Il faut se rappeler que le TNP, dont l'application a été prolongée indéfiniment en 1995, oblige légalement ses signataires à négocier l'élimination d'armes nucléaires, pas seulement leur réduction. L'argument légal a aussi été défendu politiquement par l'organisme New Agenda Coalition, qui regroupe sept puissances moyennes - le Brésil, l'Égypte, l'Irlande, le Mexique, la Nouvelle-Zélande, l'Afrique du Sud et la Suède - et qui, l'automne dernier, a déposé aux Nations Unies la résolution suivante, dont voici un extrait:

Demande aux États dotés d'armes nucléaires de s'engager sans équivoque à éliminer promptement tous leurs arsenaux nucléaires et d'entreprendre sans tarder un processus accéléré de négociation, parvenant ainsi au désarmement nucléaire auquel ils sont tenus conformément à l'article VI du Traité sur la non-prolifération des armes nucléaires.

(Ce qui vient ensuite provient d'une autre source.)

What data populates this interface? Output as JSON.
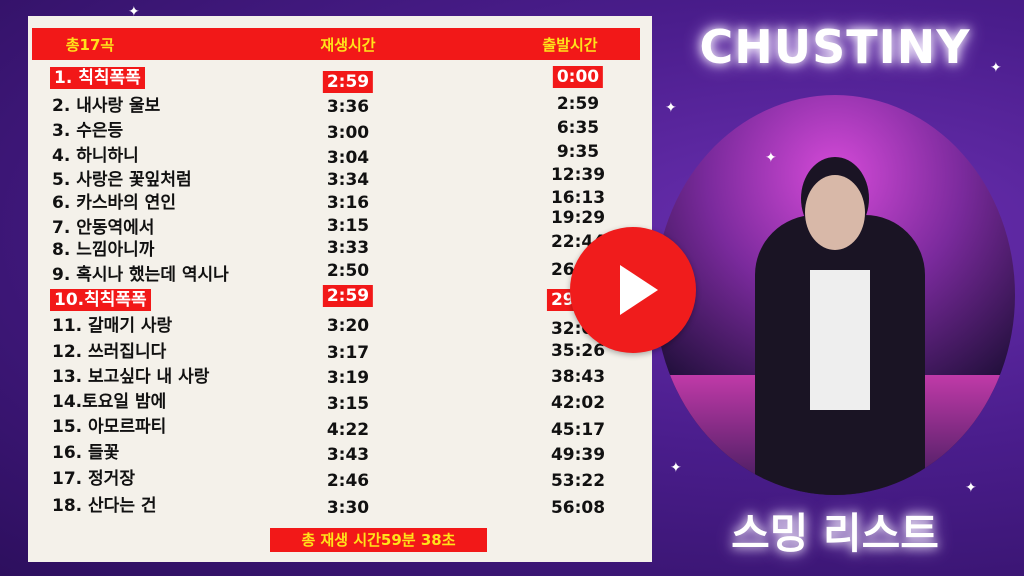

Cette résolution a été adoptée par un vote de 111 pour, 13 contre et 39 abstentions, sept des huit États possédant des armes nucléaires s'y étant opposés. La Chine s'était abstenue. De plus, les États occidentaux possédant des armes nucléaires ont dénoncé cette résolution et ont exhorté leurs partenaires de l'OTAN à la rejeter. Il faut féliciter le Canada et 13 autres pays membres de l'OTAN, qui se sont au moins abstenus de se prononcer sur la résolution l'automne dernier.

Honorables sénateurs, il est essentiel pour la sécurité mondiale que le TNP tienne jusqu'à ce qu'un plan complet d'élimination de toutes les armes nucléaires soit négocié. Cela signifie que les États dotés d'armes nucléaires reconnaissent l'importance du TNP pour leur propre sécurité et s'engagent sans équivoque à respecter leurs obligations conformément à l'article 6.

À cette fin, l'initiative des puissances moyennes invite les États dotés d'armes nucléaires à prendre les grandes mesures qui suivent.

D'abord, ils devraient affirmer sans équivoque qu'il existe une obligation exécutoire de s'engager dans des négociations de bonne foi pour éliminer les armes nucléaires et d'entreprendre ces négociations d'urgence.

Ils devraient ensuite prendre des mesures claires pour réduire l'importance des armes nucléaires en réduisant la dépendance nationale et alliée à leur égard, et cela en faisant, par exemple, que ces armes ne partent pas à la moindre alerte, en s'engageant à ne jamais les utiliser les premiers, en négociant une entente ayant force obligatoire qui assure aux États non dotés d'armes nucléaires que des armes nucléaires ne seront pas utilisées contre eux, et en s'engageant à ne plus concevoir ni développer de nouvelles armes nucléaires.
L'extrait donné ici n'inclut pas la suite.